Question

Two parallel plates of area $2\times {10}^4{\text{cm}}^2$ are each given equal and opposite charges of $500\times {10}^{-7}\text{C}$. The electric field within the dielectric material filling the space between the plates is $2.4\times {10}^6\text{V/m}$. Find the dielectric constant of the dielectric material and charge on the surface of the dielectric.

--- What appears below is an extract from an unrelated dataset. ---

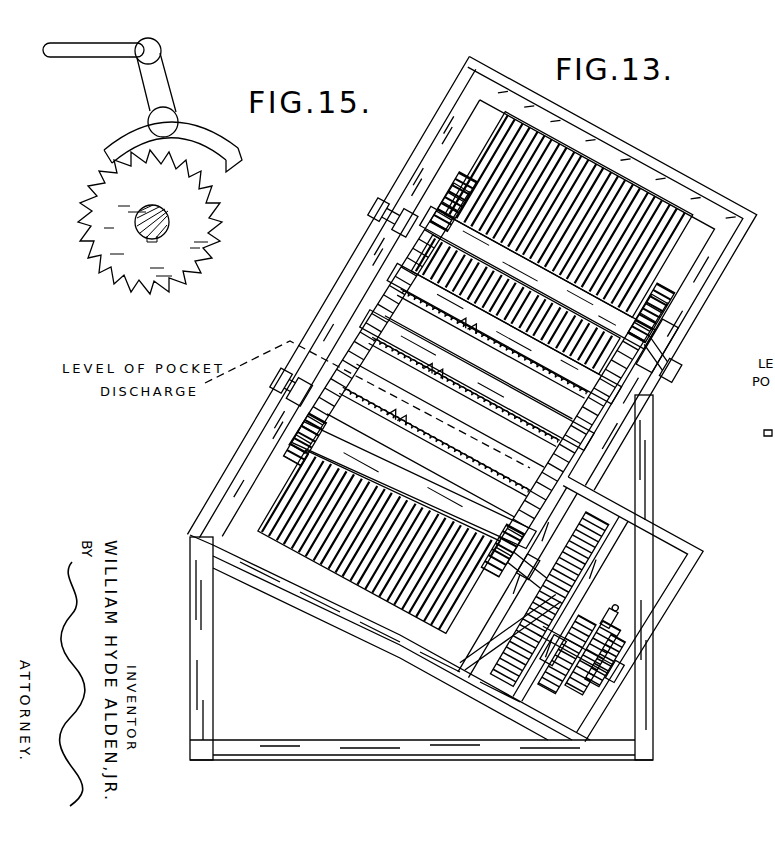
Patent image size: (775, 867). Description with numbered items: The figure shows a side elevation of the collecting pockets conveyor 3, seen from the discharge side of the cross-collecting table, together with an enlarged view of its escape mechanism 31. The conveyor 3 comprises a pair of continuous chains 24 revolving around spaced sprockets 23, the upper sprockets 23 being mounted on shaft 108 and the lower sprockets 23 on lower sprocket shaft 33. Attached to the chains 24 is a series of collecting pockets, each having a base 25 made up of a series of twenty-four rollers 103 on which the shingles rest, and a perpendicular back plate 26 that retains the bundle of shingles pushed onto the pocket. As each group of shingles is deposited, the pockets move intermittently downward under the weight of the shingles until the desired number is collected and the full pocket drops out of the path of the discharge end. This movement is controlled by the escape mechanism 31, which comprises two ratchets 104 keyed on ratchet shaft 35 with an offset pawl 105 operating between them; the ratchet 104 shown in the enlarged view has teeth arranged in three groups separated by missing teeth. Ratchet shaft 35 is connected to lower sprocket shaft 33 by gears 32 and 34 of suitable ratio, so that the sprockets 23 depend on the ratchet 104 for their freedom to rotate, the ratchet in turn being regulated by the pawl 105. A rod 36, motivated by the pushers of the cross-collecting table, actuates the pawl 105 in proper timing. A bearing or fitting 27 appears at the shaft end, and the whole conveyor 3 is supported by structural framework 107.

• A. $1.7,8.3\times {10}^{-6}\text{C}$
• B. $1.2,8.3\times {10}^{-6}\text{C}$
• C. $2.1,8.3\times {10}^{-6}\text{C}$
• D. $2.1,4.3\times {10}^{-6}\text{C}$

Answer 1

The correct option is B $1.2,8.3\times {10}^{-6}\text{C}$

Given:

$A=2\times {10}^4{\text{cm}}^2;Q=500\times {10}^{-7}\text{C}$
$E=2.4\times {10}^6\text{V/m}$

Electric field inside a capacitor filled by a dielectric is given by

$E=\frac{\sigma }{K{ϵ}_0}$

$\Rightarrow K=\frac{\sigma }{E{ϵ}_0}=\frac{Q}{A{ϵ}_{0}E}(\because \sigma =Q/A)$

$\Rightarrow K=\frac{500\times {10}^{-7}}{(2\times {10}^4\times {10}^{-4})\times 8.85\times {10}^{-12}\times 2.4\times {10}^6}$

$\therefore K=1.2$

Induced charge on the surface of the dielectric will be

$Q_i=Q(1-\frac{1}{K})$

$\Rightarrow Q_i=500\times {10}^{-7}(1-\frac{1}{1.2})$

$\Rightarrow Q_i\approx 8.3\times {10}^{-6}\text{C}$

Hence, option $\left(B\right)$ is the correct answer.